Eilermann, president of the primary homebuilder at WingHaven, says most homebuyers at WingHaven have moved there from Chesterfield or elsewhere in St. Charles County. Tatom isn't surprised by that and notes that both of those communities are very white. Attracting buyers from Chesterfield and St. Charles "doesn't do anything for changing the social mix," agrees Marske, himself a Chesterfield resident. "If they really wanted to bring African-Americans in, they probably need to do some target marketing and recruitment in the suburbs where they live." The question is whether African-Americans would want to live at WingHaven. "O'Fallon is pretty far from where most blacks in St.
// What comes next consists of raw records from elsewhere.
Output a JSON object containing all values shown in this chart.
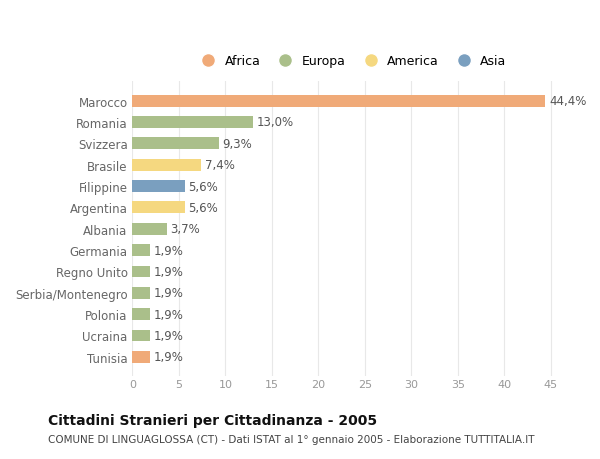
{
  "categories": [
    "Marocco",
    "Romania",
    "Svizzera",
    "Brasile",
    "Filippine",
    "Argentina",
    "Albania",
    "Germania",
    "Regno Unito",
    "Serbia/Montenegro",
    "Polonia",
    "Ucraina",
    "Tunisia"
  ],
  "values": [
    44.4,
    13.0,
    9.3,
    7.4,
    5.6,
    5.6,
    3.7,
    1.9,
    1.9,
    1.9,
    1.9,
    1.9,
    1.9
  ],
  "labels": [
    "44,4%",
    "13,0%",
    "9,3%",
    "7,4%",
    "5,6%",
    "5,6%",
    "3,7%",
    "1,9%",
    "1,9%",
    "1,9%",
    "1,9%",
    "1,9%",
    "1,9%"
  ],
  "continents": [
    "Africa",
    "Europa",
    "Europa",
    "America",
    "Asia",
    "America",
    "Europa",
    "Europa",
    "Europa",
    "Europa",
    "Europa",
    "Europa",
    "Africa"
  ],
  "colors": {
    "Africa": "#F0AA78",
    "Europa": "#AABF8A",
    "America": "#F5D880",
    "Asia": "#7A9FBF"
  },
  "xlim": [
    0,
    47
  ],
  "xticks": [
    0,
    5,
    10,
    15,
    20,
    25,
    30,
    35,
    40,
    45
  ],
  "title": "Cittadini Stranieri per Cittadinanza - 2005",
  "subtitle": "COMUNE DI LINGUAGLOSSA (CT) - Dati ISTAT al 1° gennaio 2005 - Elaborazione TUTTITALIA.IT",
  "background_color": "#ffffff",
  "grid_color": "#e8e8e8",
  "bar_height": 0.55,
  "label_fontsize": 8.5,
  "ytick_fontsize": 8.5,
  "xtick_fontsize": 8,
  "title_fontsize": 10,
  "subtitle_fontsize": 7.5,
  "legend_fontsize": 9
}
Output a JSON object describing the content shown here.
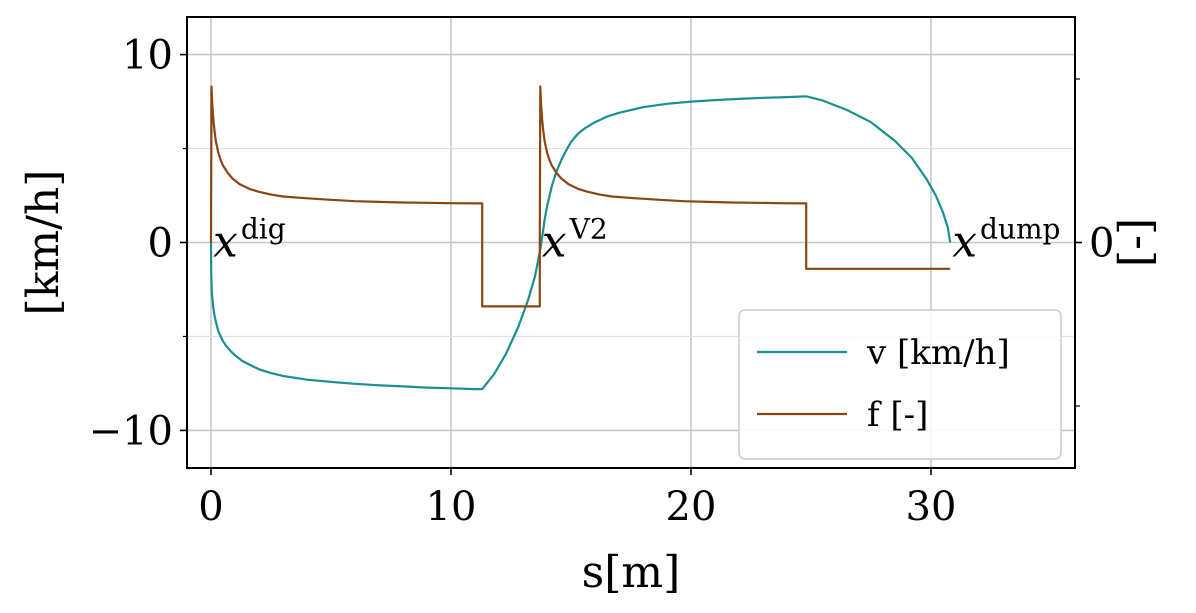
{
  "chart_data": {
    "type": "line",
    "xlabel": "s[m]",
    "ylabel": "[km/h]",
    "ylabel_right": "[-]",
    "xlim": [
      -1,
      36
    ],
    "ylim": [
      -12,
      12
    ],
    "x_ticks": [
      0,
      10,
      20,
      30
    ],
    "x_tick_labels": [
      "0",
      "10",
      "20",
      "30"
    ],
    "y_ticks": [
      -10,
      0,
      10
    ],
    "y_tick_labels": [
      "−10",
      "0",
      "10"
    ],
    "y_right_ticks": [
      0
    ],
    "y_right_tick_labels": [
      "0"
    ],
    "grid": true,
    "legend_placement": "bottom-right",
    "annotations": [
      {
        "base": "x",
        "sup": "dig",
        "x": 0.0,
        "y": 0.0
      },
      {
        "base": "x",
        "sup": "V2",
        "x": 13.7,
        "y": 0.0
      },
      {
        "base": "x",
        "sup": "dump",
        "x": 30.8,
        "y": 0.0
      }
    ],
    "series": [
      {
        "name": "v [km/h]",
        "color": "#1a8f8f",
        "x": [
          0.0,
          0.01,
          0.03,
          0.06,
          0.1,
          0.15,
          0.2,
          0.3,
          0.4,
          0.5,
          0.6,
          0.8,
          1.0,
          1.3,
          1.6,
          2.0,
          2.5,
          3.0,
          3.5,
          4.0,
          5.0,
          6.0,
          7.0,
          8.0,
          9.0,
          10.0,
          11.0,
          11.3,
          11.8,
          12.3,
          12.8,
          13.2,
          13.5,
          13.7,
          13.8,
          13.9,
          14.0,
          14.2,
          14.4,
          14.6,
          14.8,
          15.0,
          15.3,
          15.6,
          16.0,
          16.5,
          17.0,
          18.0,
          19.0,
          20.0,
          21.0,
          22.0,
          23.0,
          24.0,
          24.8,
          25.5,
          26.5,
          27.5,
          28.5,
          29.2,
          29.8,
          30.2,
          30.5,
          30.7,
          30.8
        ],
        "y": [
          0.0,
          -1.6,
          -2.5,
          -3.0,
          -3.5,
          -3.9,
          -4.2,
          -4.7,
          -5.0,
          -5.25,
          -5.45,
          -5.75,
          -6.0,
          -6.3,
          -6.5,
          -6.75,
          -6.95,
          -7.1,
          -7.2,
          -7.3,
          -7.42,
          -7.52,
          -7.6,
          -7.66,
          -7.72,
          -7.76,
          -7.8,
          -7.8,
          -7.0,
          -5.9,
          -4.5,
          -3.1,
          -1.8,
          -0.5,
          0.3,
          1.2,
          1.9,
          3.0,
          3.8,
          4.4,
          4.9,
          5.35,
          5.8,
          6.1,
          6.4,
          6.7,
          6.9,
          7.2,
          7.38,
          7.5,
          7.58,
          7.64,
          7.7,
          7.74,
          7.78,
          7.55,
          7.05,
          6.4,
          5.4,
          4.5,
          3.4,
          2.5,
          1.6,
          0.8,
          0.0
        ]
      },
      {
        "name": "f [-]",
        "color": "#8b4513",
        "x": [
          0.0,
          0.02,
          0.05,
          0.1,
          0.15,
          0.2,
          0.3,
          0.4,
          0.5,
          0.7,
          0.9,
          1.2,
          1.6,
          2.0,
          2.5,
          3.0,
          4.0,
          5.0,
          6.0,
          7.0,
          8.0,
          9.0,
          10.0,
          11.0,
          11.3,
          11.3,
          13.7,
          13.7,
          13.72,
          13.75,
          13.8,
          13.85,
          13.9,
          14.0,
          14.1,
          14.2,
          14.4,
          14.6,
          14.9,
          15.3,
          15.7,
          16.2,
          16.7,
          17.7,
          18.7,
          19.7,
          20.7,
          21.7,
          22.7,
          23.7,
          24.7,
          24.8,
          24.8,
          30.8
        ],
        "y": [
          0.0,
          8.3,
          7.4,
          6.5,
          5.9,
          5.4,
          4.8,
          4.4,
          4.1,
          3.7,
          3.4,
          3.1,
          2.85,
          2.7,
          2.55,
          2.45,
          2.35,
          2.27,
          2.2,
          2.16,
          2.13,
          2.11,
          2.09,
          2.08,
          2.08,
          -3.4,
          -3.4,
          0.0,
          8.3,
          7.4,
          6.5,
          5.9,
          5.4,
          4.8,
          4.4,
          4.1,
          3.7,
          3.4,
          3.1,
          2.85,
          2.7,
          2.55,
          2.45,
          2.35,
          2.27,
          2.2,
          2.16,
          2.13,
          2.11,
          2.09,
          2.08,
          2.08,
          -1.4,
          -1.4
        ]
      }
    ]
  }
}
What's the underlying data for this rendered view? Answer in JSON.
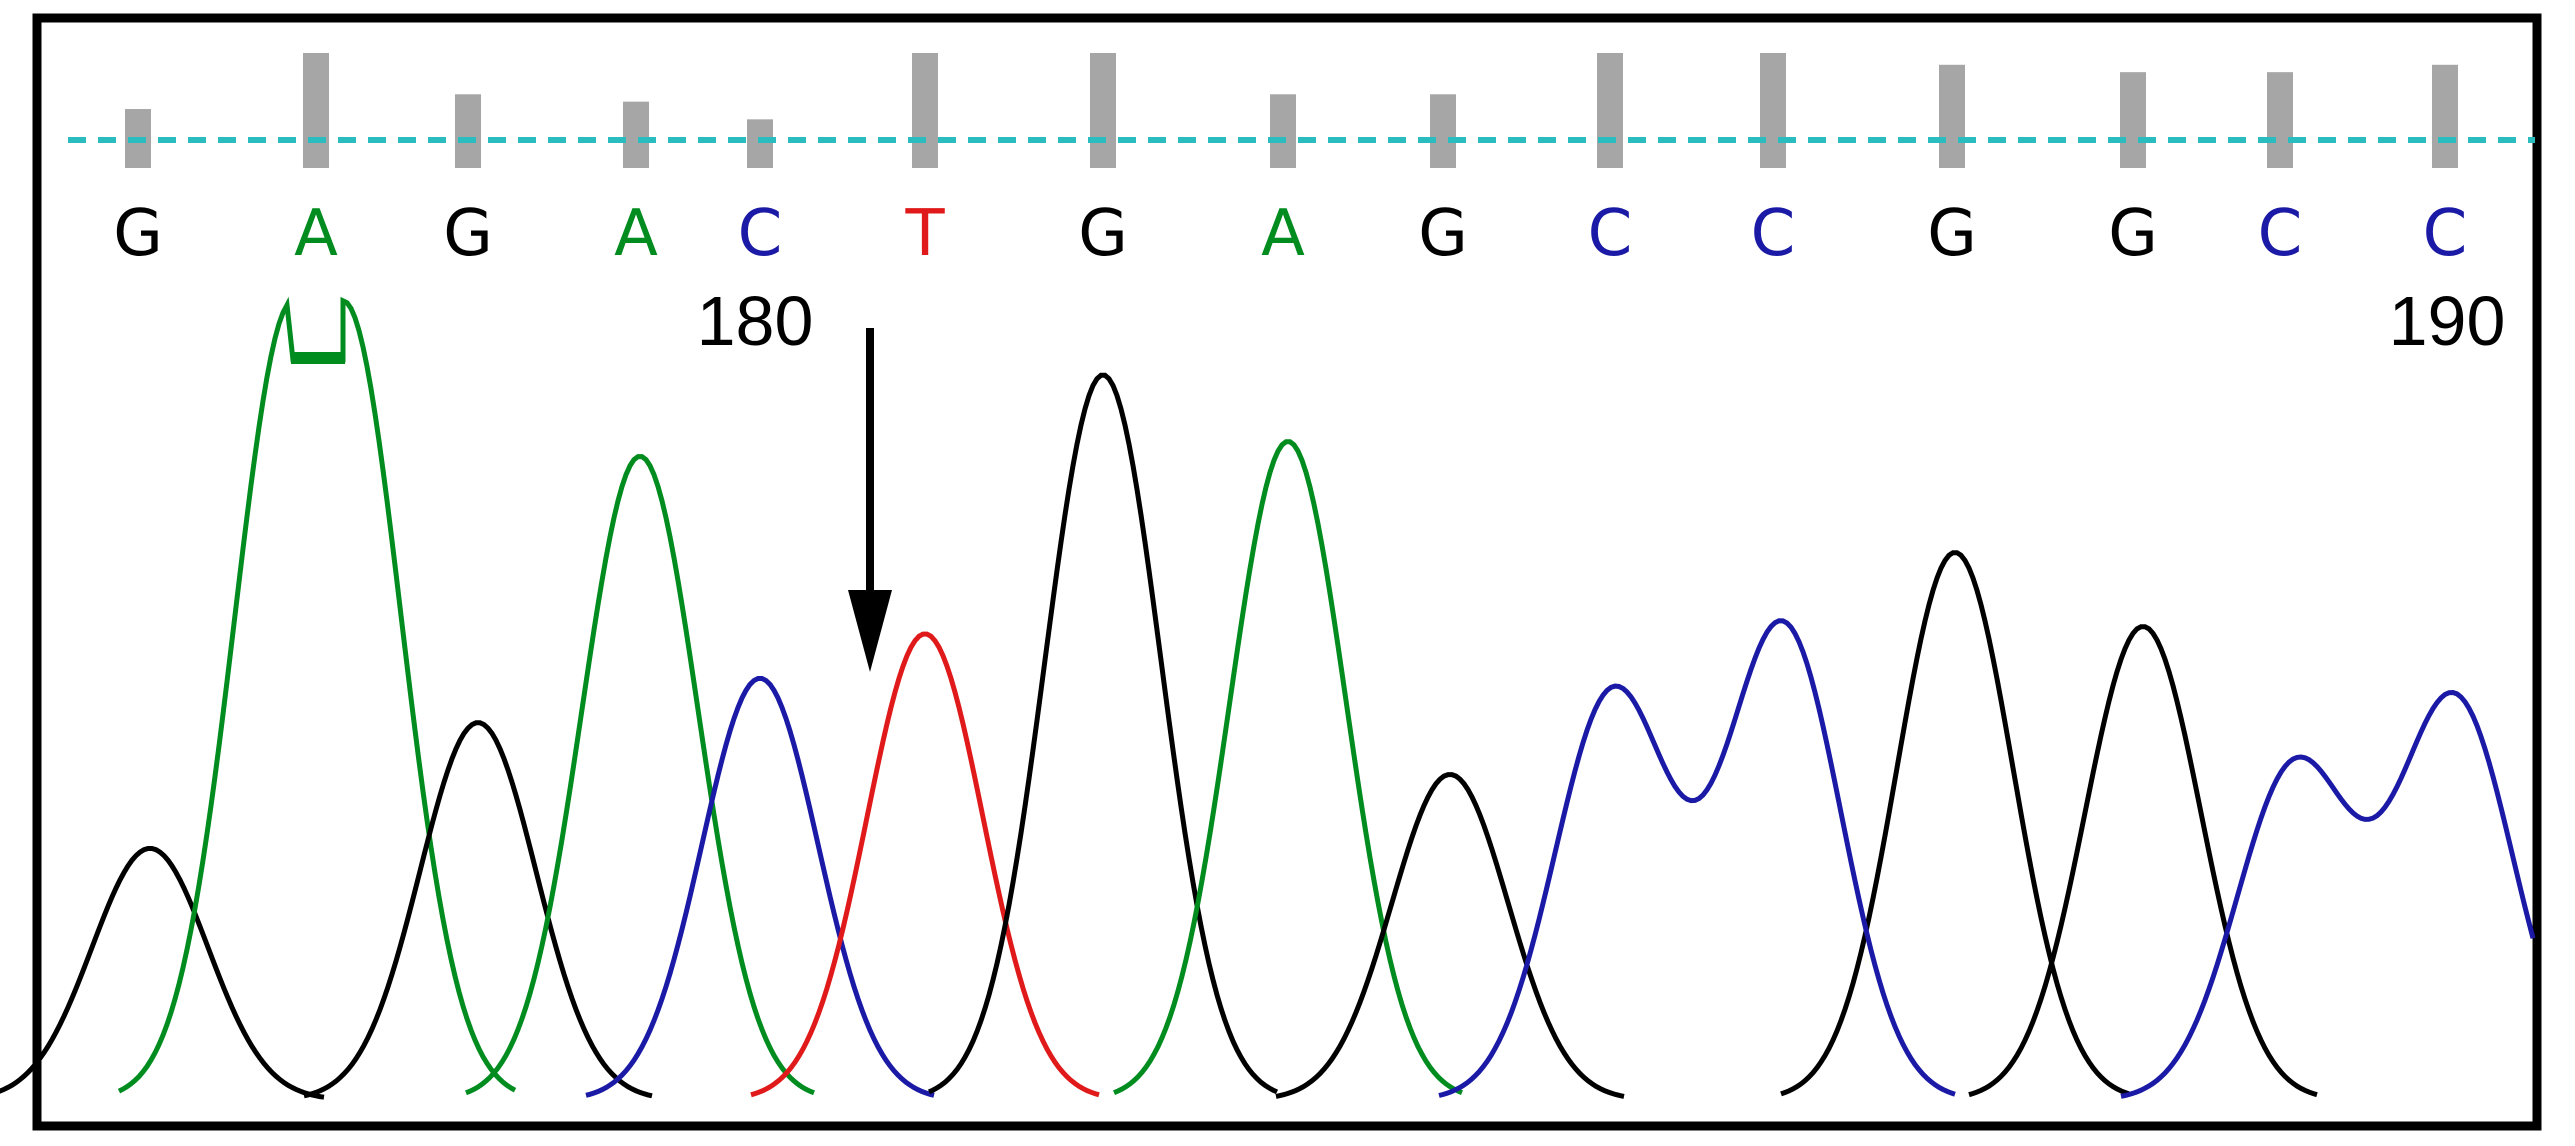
{
  "chart_data": {
    "type": "line",
    "title": "",
    "xlabel": "",
    "ylabel": "",
    "grid": false,
    "legend": "none",
    "bases": [
      {
        "call": "G",
        "quality": 0.4,
        "channel": "G"
      },
      {
        "call": "A",
        "quality": 0.78,
        "channel": "A"
      },
      {
        "call": "G",
        "quality": 0.5,
        "channel": "G"
      },
      {
        "call": "A",
        "quality": 0.45,
        "channel": "A"
      },
      {
        "call": "C",
        "quality": 0.33,
        "channel": "C"
      },
      {
        "call": "T",
        "quality": 0.78,
        "channel": "T"
      },
      {
        "call": "G",
        "quality": 0.78,
        "channel": "G"
      },
      {
        "call": "A",
        "quality": 0.5,
        "channel": "A"
      },
      {
        "call": "G",
        "quality": 0.5,
        "channel": "G"
      },
      {
        "call": "C",
        "quality": 0.78,
        "channel": "C"
      },
      {
        "call": "C",
        "quality": 0.78,
        "channel": "C"
      },
      {
        "call": "G",
        "quality": 0.7,
        "channel": "G"
      },
      {
        "call": "G",
        "quality": 0.65,
        "channel": "G"
      },
      {
        "call": "C",
        "quality": 0.65,
        "channel": "C"
      },
      {
        "call": "C",
        "quality": 0.7,
        "channel": "C"
      }
    ],
    "position_labels": [
      {
        "label": "180",
        "after_base_index": 4
      },
      {
        "label": "190",
        "after_base_index": 14
      }
    ],
    "peaks": [
      {
        "base_index": 0,
        "channel": "G",
        "height": 0.34
      },
      {
        "base_index": 1,
        "channel": "A",
        "height": 1.0
      },
      {
        "base_index": 2,
        "channel": "G",
        "height": 0.51
      },
      {
        "base_index": 3,
        "channel": "A",
        "height": 0.87
      },
      {
        "base_index": 4,
        "channel": "C",
        "height": 0.57
      },
      {
        "base_index": 5,
        "channel": "T",
        "height": 0.63
      },
      {
        "base_index": 6,
        "channel": "G",
        "height": 0.98
      },
      {
        "base_index": 7,
        "channel": "A",
        "height": 0.89
      },
      {
        "base_index": 8,
        "channel": "G",
        "height": 0.44
      },
      {
        "base_index": 9,
        "channel": "C",
        "height": 0.55
      },
      {
        "base_index": 10,
        "channel": "C",
        "height": 0.64
      },
      {
        "base_index": 11,
        "channel": "G",
        "height": 0.74
      },
      {
        "base_index": 12,
        "channel": "G",
        "height": 0.64
      },
      {
        "base_index": 13,
        "channel": "C",
        "height": 0.45
      },
      {
        "base_index": 14,
        "channel": "C",
        "height": 0.54
      }
    ],
    "saturated_peak_base_index": 1,
    "mutation_arrow_base_index": 5,
    "channel_colors": {
      "A": "#008c1e",
      "C": "#1a1aa6",
      "G": "#000000",
      "T": "#e01a1a"
    },
    "quality_bar_color": "#a6a6a6",
    "threshold_line_color": "#2bbcc0"
  }
}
Louis live," Tatom notes.
Of course, it is the homebuilder rather than the developer who markets new houses to potential buyers, but McKee, who says WingHaven will be a showplace for living with diversity, also insists that no targeted efforts are needed to include minorities. He stands firm in his belief that "economic diversity drives all other diversities."
That belief, says Tatom, contains racial stereotypes: "It assumes that blacks need lower-cost housing. But there is a black upper-class market." Plenty of middle-class blacks have left the city of St. Louis, she adds, but, for the most part, they have not moved into white subdivisions.
Despite all their concerns with McKee's plans, Marske and Tatom both applaud his effort, if only because American suburban life is so dismal. "There are so many cookie-cutter developments, I'm impressed by people who are thinking, even if I don't agree with their thoughts," Marske says. "I'm glad to see the guy playing around with this stuff. It will be interesting to see if it does trigger some things."
Even falling short of McKee's professed ideals, WingHaven really is different, Tatom says. "If he didn't claim quite so much, we would appreciate better what he is trying to do," she says. "Maybe it will be better [than a conventional subdivision development]. It certainly can't be worse."